During the late 1980s and early 1990s, a moral panic emerged over alleged ritual satanic abuse. The NSPCC provided a publication known as 'Satanic'  Indicators' to social services around the country that was been blamed for some social workers panicking and making false accusations. The most prominent of these cases was in Rochdale in 1990 when up to 20 children were taken from their homes and parents after social services believed them to be involved in satanic or occult ritual abuse. The allegations were later found out to be false. The case was the subject of a BBC documentary which featured recordings of the interviews made by NSPCC social workers, revealing that flawed techniques and leading questions were used to gain evidence of abuse from the children. The documentary claimed that the social services were wrongly convinced, by organisations such as the NSPCC, that abuse was occurring and so rife that they made allegations before any evidence was considered

Frank Furedi Professor of Sociology at the University of Kent branded NSPCC a "lobby group devoted to publicising its peculiar brand of anti-parent propaganda and promoting itself." Tory MP Gerald Howarth is on record as describing it as "completely incompetent".

So there we have it.
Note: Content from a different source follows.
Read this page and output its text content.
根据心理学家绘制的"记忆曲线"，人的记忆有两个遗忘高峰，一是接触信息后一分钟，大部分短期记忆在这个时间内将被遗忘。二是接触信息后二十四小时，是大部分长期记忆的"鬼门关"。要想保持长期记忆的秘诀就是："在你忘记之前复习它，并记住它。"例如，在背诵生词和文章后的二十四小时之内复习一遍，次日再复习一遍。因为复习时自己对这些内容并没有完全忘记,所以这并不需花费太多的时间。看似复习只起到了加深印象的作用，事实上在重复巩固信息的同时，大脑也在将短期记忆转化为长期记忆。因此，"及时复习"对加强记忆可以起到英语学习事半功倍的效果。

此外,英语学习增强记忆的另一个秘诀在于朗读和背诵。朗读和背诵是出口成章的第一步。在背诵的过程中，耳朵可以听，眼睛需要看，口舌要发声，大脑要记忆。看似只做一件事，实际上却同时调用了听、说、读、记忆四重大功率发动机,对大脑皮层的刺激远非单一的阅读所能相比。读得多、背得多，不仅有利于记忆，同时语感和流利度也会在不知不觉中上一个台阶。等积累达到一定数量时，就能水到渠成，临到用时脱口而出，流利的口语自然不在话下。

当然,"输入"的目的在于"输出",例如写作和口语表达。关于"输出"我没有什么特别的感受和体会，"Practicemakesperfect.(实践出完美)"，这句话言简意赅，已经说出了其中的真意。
A knee-jerk response from the Home Secretary with a brief to play this scandal long, spend lots of money and appoint plausible individuals to conduct so-called independent investigations. But scratch below the glossy spin and we reveal an inquiry staffed by Establishment people with less than unblemished records in their professionalism and accuracy. But they can be depended upon to deliver the goods and stick to their brief which is to convey the appearance of competence while further muddying the waters, inadvertently protecting child abusers, and potentially wrecking several on-going police investigations closing in on bringing alleged Paedophiles to face justice in criminal trials for the most heinous offences against vulnerable children.

The award-winning journalist Philip Knightly coined the phrase - Truth: The First Casualty of War, in his book of the same name about the way The Establishment managed information about the First World War debacle. He said: "More deliberate lies were told than in any other period of history, and the whole apparatus of the state went into action to suppress the truth". At the moment we are witnessing another example of The Establishment in action doing what it has been doing for centuries, making sure that it protects its own and prevent the people from knowing the truth.